Things are not always as they seem; the first appearance deceives many. – Phaedrus
My daughter and I are election workers. We’re the ones who swipe your driver’s license and issue you a ballot. My friend Renee votes in the precinct where I work. During this last midterm election, Renee’s husband voted during the day and said she would be in to vote later.
Be Kind to Your Election Workers
Before I continue, I should mention that election workers are there all day. It’s one shift. We start before 6 AM, and stay until after everyone who was in line when the polls closed at 8 PM have voted and until we finish all of close-out duties. It ends up being about a 16 hour shift, with quick breaks only when nature calls and to throw a little nourishment down our gullets.
This particular day, about an hour before the polls closed, I got up to go to the bathroom. I was astounded to see how long the line was. On my return trek back to the voting room, as I rounded the corner, there, finally, was Renee standing at the end of the horrifically long, silent, line.
‘Bout Time You Got Here
I grabbed her arm and screeched, “’BOUT TIME YOU GOT HERE, LADY!” She, and about 50 other people all turned to look at me when I realized it was NOT Renee, but an impostor! This doppelganger was a dead ringer for Renee.
I was mortified but tried to make it seem like I was just being friendly. “I’m glad all of you made it here to vote.” And then I quickly returned to my seat to assume my position of scanning in driver’s licenses.
I did not say anything to my daughter, mostly because we were slamming busy with last minute voters and there was no time for chit chat, but also because I was trying to pretend that what just happened, never happened.
Slap Happy Stage
Good voter turnout is a lovely site to see for democracy, but it’s tough on the election workers. This particular day as it was nearing 8 PM, my daughter and I were starving and exhausted. We had definitely entered Slap Happy stage. The voters were also weary, hungry, and frustrated from standing in line so long.
About 30 minutes after I had returned from my mistaken identify faux pas, my daughter looked left into the hallway outside the multipurpose room where we were set up, to try to determine how many voters still needed to vote. Unexpectedly she bellowed, “RENEE IS HERE! RENEE IS HERE!”
Voter’s heads started to pop up from the secrecy booths like a game of whack-a-mole, as they looked around to see what the commotion was about.
I immediately grabbed my daughter’s arm and started Shhhhhh-ing her. “That’s not Renee.” “Yes it is, there she is.” RENEE IS HERE!” “No honey, it’s not. I just made the same mistake when I went to the bathroom. It’s not her.”

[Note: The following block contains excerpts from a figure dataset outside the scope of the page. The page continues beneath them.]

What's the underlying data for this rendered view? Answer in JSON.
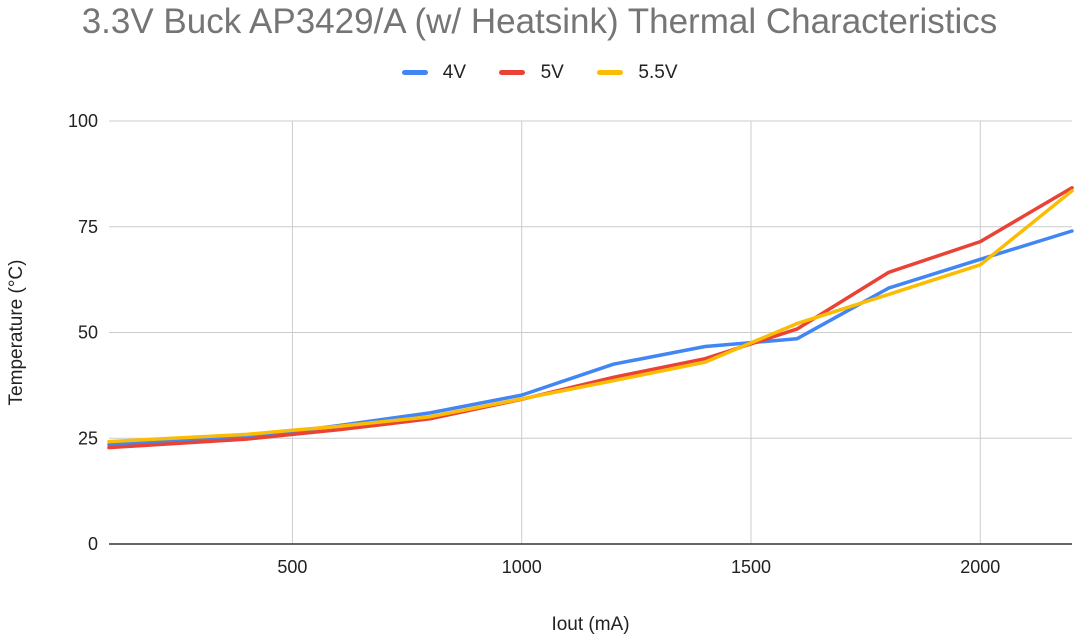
{
  "chart_data": {
    "type": "line",
    "title": "3.3V Buck AP3429/A (w/ Heatsink) Thermal Characteristics",
    "xlabel": "Iout (mA)",
    "ylabel": "Temperature (°C)",
    "xlim": [
      100,
      2200
    ],
    "ylim": [
      0,
      100
    ],
    "xticks": [
      500,
      1000,
      1500,
      2000
    ],
    "yticks": [
      0,
      25,
      50,
      75,
      100
    ],
    "grid": true,
    "legend_position": "top",
    "series": [
      {
        "name": "4V",
        "color": "#4285f4",
        "points": [
          [
            100,
            23.5
          ],
          [
            400,
            25.5
          ],
          [
            500,
            26.6
          ],
          [
            600,
            28
          ],
          [
            800,
            31
          ],
          [
            1000,
            35.2
          ],
          [
            1200,
            42.5
          ],
          [
            1400,
            46.7
          ],
          [
            1600,
            48.5
          ],
          [
            1800,
            60.5
          ],
          [
            2000,
            67.3
          ],
          [
            2200,
            74
          ]
        ]
      },
      {
        "name": "5V",
        "color": "#ea4335",
        "points": [
          [
            100,
            22.8
          ],
          [
            400,
            24.8
          ],
          [
            500,
            25.9
          ],
          [
            600,
            27
          ],
          [
            800,
            29.6
          ],
          [
            1000,
            34.2
          ],
          [
            1200,
            39.4
          ],
          [
            1400,
            43.8
          ],
          [
            1600,
            50.8
          ],
          [
            1800,
            64.2
          ],
          [
            2000,
            71.5
          ],
          [
            2200,
            84.2
          ]
        ]
      },
      {
        "name": "5.5V",
        "color": "#fbbc04",
        "points": [
          [
            100,
            24.2
          ],
          [
            400,
            25.9
          ],
          [
            500,
            26.9
          ],
          [
            600,
            27.8
          ],
          [
            800,
            30.1
          ],
          [
            1000,
            34.3
          ],
          [
            1200,
            38.6
          ],
          [
            1400,
            43
          ],
          [
            1600,
            52.1
          ],
          [
            1800,
            59
          ],
          [
            2000,
            66
          ],
          [
            2200,
            83.5
          ]
        ]
      }
    ]
  }
}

Like mother, like daughter. My mini-me was also embarrassed at the blunder. It was a good thing that I had just returned from the water closet because I started laughing so hard, I would have surely peed. Both of us were almost hyperventilating as we giggled our guts out. We were still attempting to be professional while issuing ballots to the not-so-amused awaiting voters standing directly in front of us.

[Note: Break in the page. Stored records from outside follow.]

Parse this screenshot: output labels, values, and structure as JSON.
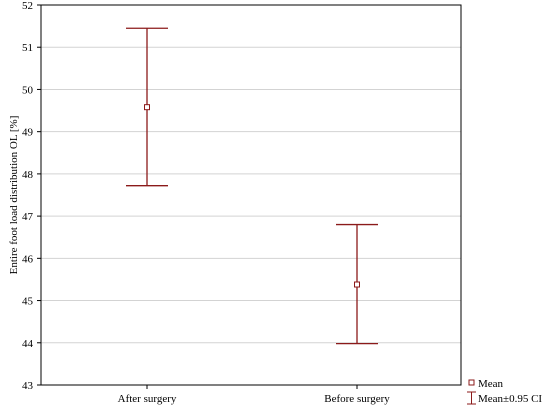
{
  "chart_data": {
    "type": "errorbar",
    "title": "",
    "xlabel": "",
    "ylabel": "Entire foot load distribution OL [%]",
    "ylim": [
      43,
      52
    ],
    "yticks": [
      43,
      44,
      45,
      46,
      47,
      48,
      49,
      50,
      51,
      52
    ],
    "grid": true,
    "categories": [
      "After surgery",
      "Before surgery"
    ],
    "series": [
      {
        "mean": [
          49.58,
          45.38
        ],
        "ci_lower": [
          47.72,
          43.98
        ],
        "ci_upper": [
          51.45,
          46.8
        ]
      }
    ],
    "legend": {
      "placement": "bottom-right",
      "entries": [
        "Mean",
        "Mean±0.95 CI"
      ]
    },
    "colors": {
      "series": "#8b1a1a",
      "grid": "#d3d3d3",
      "axis": "#000000"
    }
  }
}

As the Renee-wannabe inched closer to us, we would get it together for a brief moment. But then one of us would whisper, “Renee is here” only to bust out laughing again.
When it was finally time for Phony Renee to get her ballot, all we could do was look at her with tears streaming down our cheeks and laugh. My daughter was the mature one who managed to say to her, “I’m sorry. You have a twin walking around. You look exactly like someone we know, and we thought you were her.”

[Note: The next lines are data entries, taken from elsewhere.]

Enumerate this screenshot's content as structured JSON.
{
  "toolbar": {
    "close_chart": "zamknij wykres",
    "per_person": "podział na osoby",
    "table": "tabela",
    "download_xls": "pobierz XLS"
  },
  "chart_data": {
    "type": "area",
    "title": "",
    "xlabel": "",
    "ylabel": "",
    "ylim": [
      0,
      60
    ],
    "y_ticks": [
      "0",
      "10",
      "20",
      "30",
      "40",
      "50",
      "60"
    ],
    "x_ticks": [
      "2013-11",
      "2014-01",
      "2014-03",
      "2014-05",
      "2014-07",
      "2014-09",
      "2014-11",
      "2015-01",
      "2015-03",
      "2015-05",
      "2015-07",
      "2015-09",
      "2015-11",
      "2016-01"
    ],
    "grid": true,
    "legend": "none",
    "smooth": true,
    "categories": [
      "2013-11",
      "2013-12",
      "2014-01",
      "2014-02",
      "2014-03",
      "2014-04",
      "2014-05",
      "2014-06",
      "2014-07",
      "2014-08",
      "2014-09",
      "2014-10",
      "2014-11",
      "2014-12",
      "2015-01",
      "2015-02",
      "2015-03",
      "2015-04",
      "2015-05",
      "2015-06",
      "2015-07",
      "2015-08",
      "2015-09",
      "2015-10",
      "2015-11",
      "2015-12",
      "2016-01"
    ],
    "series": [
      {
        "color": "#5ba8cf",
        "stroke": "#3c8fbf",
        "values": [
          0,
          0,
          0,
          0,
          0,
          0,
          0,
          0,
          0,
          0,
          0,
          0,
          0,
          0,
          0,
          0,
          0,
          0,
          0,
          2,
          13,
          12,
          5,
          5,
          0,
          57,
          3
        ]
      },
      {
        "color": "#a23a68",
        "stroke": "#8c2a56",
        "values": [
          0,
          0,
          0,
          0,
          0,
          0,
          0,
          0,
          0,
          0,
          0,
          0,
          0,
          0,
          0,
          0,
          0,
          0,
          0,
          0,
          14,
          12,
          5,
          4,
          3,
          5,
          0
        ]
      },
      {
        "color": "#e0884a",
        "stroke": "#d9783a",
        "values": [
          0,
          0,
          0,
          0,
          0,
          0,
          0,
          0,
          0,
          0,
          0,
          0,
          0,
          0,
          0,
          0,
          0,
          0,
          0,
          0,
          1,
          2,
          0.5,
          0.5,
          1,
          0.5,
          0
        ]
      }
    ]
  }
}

I still couldn’t get it together, and had begun snort-laughing and gasping for air. She half-smiled and said, “Is that why you yelled at me in the hallway?” Gulp. So busted. I managed to nod and eke out, “I’m so sorry” but still could not stop laughing.
As for the real Renee? She never did make it. I trust she had something dire come up that prevented her from making it to the polls.
It wasn’t the first time I’ve had a case of mistaken identity, and I’m sure it won’t be the last; though this one may be the most memorable.
What about you? Fess up. You’ve done something similar before, right?